González-Gómez A, Díaz Novás J, Gamio Capestany F, Rodríguez de la Vega A, García-Barreto D
Int J Clin Pharmacol Ther Toxicol. 1983 Oct;21(10):524-8.
Clinical assessment of a novel antihypertensive drug combination was undertaken in a group of essential hypertensive patients (n = 20). The effects of several doses of clonidine and its association with prazosin on blood pressure (BP), systolic time intervals (STI), and electrocardiogram (ECG) were investigated. Clonidine monotherapy induced a good BP control at 60%. BP was controlled in those patients in which prazosin was combined with clonidine (87.7%). LVETc was reduced by 0.3, 0.6, and 0.9 mg clonidine daily (p less than 0.05). PEPc was increased by only 0.9 mg, and it was diminished after its combination with 20 mg prazosin daily (p less than 0.05). PEP/LVET index was significantly increased by a higher dose of clonidine (p less than 0.05). ECG intervals did not change with the exception of PR, which was prolonged by 0.9 mg clonidine daily (p less than 0.05). Dry mouth, sedation, constipation, and drowsiness were the main side effects observed during the investigation. These results suggest an alternative treatment of essential hypertension, with a novel clinical application of drugs such as clonidine and prazosin, which have pharmacologic action via different alpha-adrenergic mechanisms.

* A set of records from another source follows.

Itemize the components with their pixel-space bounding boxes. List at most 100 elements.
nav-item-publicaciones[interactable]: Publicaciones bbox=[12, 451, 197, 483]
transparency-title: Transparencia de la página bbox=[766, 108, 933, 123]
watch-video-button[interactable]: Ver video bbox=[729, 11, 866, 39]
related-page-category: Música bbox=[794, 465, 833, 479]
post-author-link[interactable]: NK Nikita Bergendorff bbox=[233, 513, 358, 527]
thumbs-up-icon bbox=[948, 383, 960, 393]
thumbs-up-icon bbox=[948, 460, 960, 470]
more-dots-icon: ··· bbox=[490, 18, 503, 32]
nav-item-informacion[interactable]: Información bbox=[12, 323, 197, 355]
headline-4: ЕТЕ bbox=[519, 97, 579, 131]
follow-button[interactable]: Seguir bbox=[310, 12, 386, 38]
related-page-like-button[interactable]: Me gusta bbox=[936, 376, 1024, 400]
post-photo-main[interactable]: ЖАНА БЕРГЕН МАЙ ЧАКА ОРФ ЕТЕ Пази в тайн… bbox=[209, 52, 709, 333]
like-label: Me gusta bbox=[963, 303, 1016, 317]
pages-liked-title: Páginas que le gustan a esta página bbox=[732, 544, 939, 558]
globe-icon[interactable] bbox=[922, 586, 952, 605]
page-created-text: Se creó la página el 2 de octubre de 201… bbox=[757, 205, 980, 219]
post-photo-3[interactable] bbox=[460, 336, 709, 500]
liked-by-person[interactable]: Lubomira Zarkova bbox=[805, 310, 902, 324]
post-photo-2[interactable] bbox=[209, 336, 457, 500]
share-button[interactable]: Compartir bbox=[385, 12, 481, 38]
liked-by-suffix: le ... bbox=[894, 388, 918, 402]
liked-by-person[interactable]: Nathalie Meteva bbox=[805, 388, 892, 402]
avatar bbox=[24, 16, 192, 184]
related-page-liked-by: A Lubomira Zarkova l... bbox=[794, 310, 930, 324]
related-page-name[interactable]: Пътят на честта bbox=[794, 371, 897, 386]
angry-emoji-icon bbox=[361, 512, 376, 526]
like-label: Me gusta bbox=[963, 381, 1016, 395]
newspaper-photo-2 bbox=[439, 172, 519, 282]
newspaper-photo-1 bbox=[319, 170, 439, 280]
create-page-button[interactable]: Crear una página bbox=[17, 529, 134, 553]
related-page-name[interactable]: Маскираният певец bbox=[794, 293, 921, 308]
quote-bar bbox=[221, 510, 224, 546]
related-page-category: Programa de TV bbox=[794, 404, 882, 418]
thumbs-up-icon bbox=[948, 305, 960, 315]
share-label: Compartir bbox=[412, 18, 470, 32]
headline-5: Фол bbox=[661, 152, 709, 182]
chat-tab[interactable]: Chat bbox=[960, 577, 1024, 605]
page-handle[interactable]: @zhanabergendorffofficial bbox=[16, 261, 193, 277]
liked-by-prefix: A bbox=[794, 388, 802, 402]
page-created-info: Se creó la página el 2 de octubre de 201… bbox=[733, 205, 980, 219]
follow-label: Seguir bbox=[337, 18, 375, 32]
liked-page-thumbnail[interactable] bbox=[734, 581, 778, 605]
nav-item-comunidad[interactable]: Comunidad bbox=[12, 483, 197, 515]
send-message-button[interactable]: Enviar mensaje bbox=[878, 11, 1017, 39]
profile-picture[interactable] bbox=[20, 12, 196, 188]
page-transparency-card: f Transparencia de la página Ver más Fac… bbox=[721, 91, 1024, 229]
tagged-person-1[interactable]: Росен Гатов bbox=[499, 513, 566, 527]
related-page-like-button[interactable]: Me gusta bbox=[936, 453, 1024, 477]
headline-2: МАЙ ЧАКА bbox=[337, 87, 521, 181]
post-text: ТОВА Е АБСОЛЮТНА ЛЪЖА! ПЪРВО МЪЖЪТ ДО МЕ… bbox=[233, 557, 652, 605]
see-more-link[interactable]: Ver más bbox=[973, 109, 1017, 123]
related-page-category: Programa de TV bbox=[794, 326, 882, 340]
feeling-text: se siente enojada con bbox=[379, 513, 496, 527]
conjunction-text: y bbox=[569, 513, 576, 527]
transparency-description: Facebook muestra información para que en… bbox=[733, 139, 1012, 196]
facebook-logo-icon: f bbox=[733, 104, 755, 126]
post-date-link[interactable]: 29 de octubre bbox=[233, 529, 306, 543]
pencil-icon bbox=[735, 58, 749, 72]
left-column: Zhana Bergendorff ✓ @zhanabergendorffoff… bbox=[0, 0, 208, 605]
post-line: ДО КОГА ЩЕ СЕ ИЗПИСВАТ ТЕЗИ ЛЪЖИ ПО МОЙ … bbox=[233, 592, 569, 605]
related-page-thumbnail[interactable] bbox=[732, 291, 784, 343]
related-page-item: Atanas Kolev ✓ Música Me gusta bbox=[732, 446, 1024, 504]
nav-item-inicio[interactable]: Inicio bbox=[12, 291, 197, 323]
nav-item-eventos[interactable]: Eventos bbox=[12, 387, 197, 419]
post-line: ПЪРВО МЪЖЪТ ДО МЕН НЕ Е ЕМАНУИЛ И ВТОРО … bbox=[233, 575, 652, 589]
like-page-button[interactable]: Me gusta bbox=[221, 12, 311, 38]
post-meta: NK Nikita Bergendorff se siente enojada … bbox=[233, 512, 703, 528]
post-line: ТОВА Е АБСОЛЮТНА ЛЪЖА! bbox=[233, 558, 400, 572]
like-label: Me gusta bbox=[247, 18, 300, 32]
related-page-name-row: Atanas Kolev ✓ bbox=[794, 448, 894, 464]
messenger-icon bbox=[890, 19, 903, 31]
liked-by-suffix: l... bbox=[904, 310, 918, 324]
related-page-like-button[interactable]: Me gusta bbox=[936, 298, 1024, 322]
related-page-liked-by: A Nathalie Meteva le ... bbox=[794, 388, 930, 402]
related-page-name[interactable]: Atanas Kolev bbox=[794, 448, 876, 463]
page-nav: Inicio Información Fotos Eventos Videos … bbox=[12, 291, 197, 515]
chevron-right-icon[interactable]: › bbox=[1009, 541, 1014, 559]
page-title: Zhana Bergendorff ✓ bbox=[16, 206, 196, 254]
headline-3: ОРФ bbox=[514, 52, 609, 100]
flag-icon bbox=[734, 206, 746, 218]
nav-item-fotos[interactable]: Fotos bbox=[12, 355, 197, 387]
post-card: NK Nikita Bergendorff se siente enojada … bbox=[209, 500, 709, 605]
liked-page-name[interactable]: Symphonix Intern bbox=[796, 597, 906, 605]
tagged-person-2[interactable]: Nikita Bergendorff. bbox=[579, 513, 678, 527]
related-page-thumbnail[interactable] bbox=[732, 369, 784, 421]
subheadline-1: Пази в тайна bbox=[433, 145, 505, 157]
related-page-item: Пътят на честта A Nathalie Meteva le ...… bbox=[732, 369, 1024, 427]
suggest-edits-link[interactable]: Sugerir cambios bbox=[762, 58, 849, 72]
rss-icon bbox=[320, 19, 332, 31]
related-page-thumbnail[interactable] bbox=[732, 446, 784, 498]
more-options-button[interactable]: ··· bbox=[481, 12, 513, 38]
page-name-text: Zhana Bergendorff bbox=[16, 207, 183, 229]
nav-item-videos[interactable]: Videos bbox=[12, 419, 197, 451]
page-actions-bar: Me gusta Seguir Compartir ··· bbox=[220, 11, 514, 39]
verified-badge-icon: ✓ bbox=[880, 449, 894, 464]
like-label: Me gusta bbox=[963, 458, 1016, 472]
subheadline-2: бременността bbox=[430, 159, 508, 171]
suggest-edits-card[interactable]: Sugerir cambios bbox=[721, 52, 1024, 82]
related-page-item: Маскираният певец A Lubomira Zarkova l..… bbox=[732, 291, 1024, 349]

对一组原发性高血压患者(n = 20)进行了一种新型抗高血压药物组合的临床评估。研究了几种剂量的可乐定及其与哌唑嗪联合使用对血压(BP)、收缩期时间间期(STI)和心电图(ECG)的影响。可乐定单药治疗使60%的患者血压得到良好控制。在可乐定与哌唑嗪联合使用的患者中,血压得到控制(87.7%)。每日服用0.3、0.6和0.9毫克可乐定可使左室射血时间(LVETc)缩短(p < 0.05)。仅0.9毫克可乐定可使射血前期(PEPc)延长,而与每日20毫克哌唑嗪联合使用后则缩短(p < 0.05)。较高剂量的可乐定可使PEP/LVET指数显著升高(p < 0.05)。除PR间期外,心电图间期无变化,每日0.9毫克可乐定可使PR间期延长(p < 0.05)。口干、镇静、便秘和嗜睡是研究期间观察到的主要副作用。这些结果提示了原发性高血压的一种替代治疗方法,即通过不同的α-肾上腺素能机制发挥药理作用的可乐定和哌唑嗪等药物的新临床应用。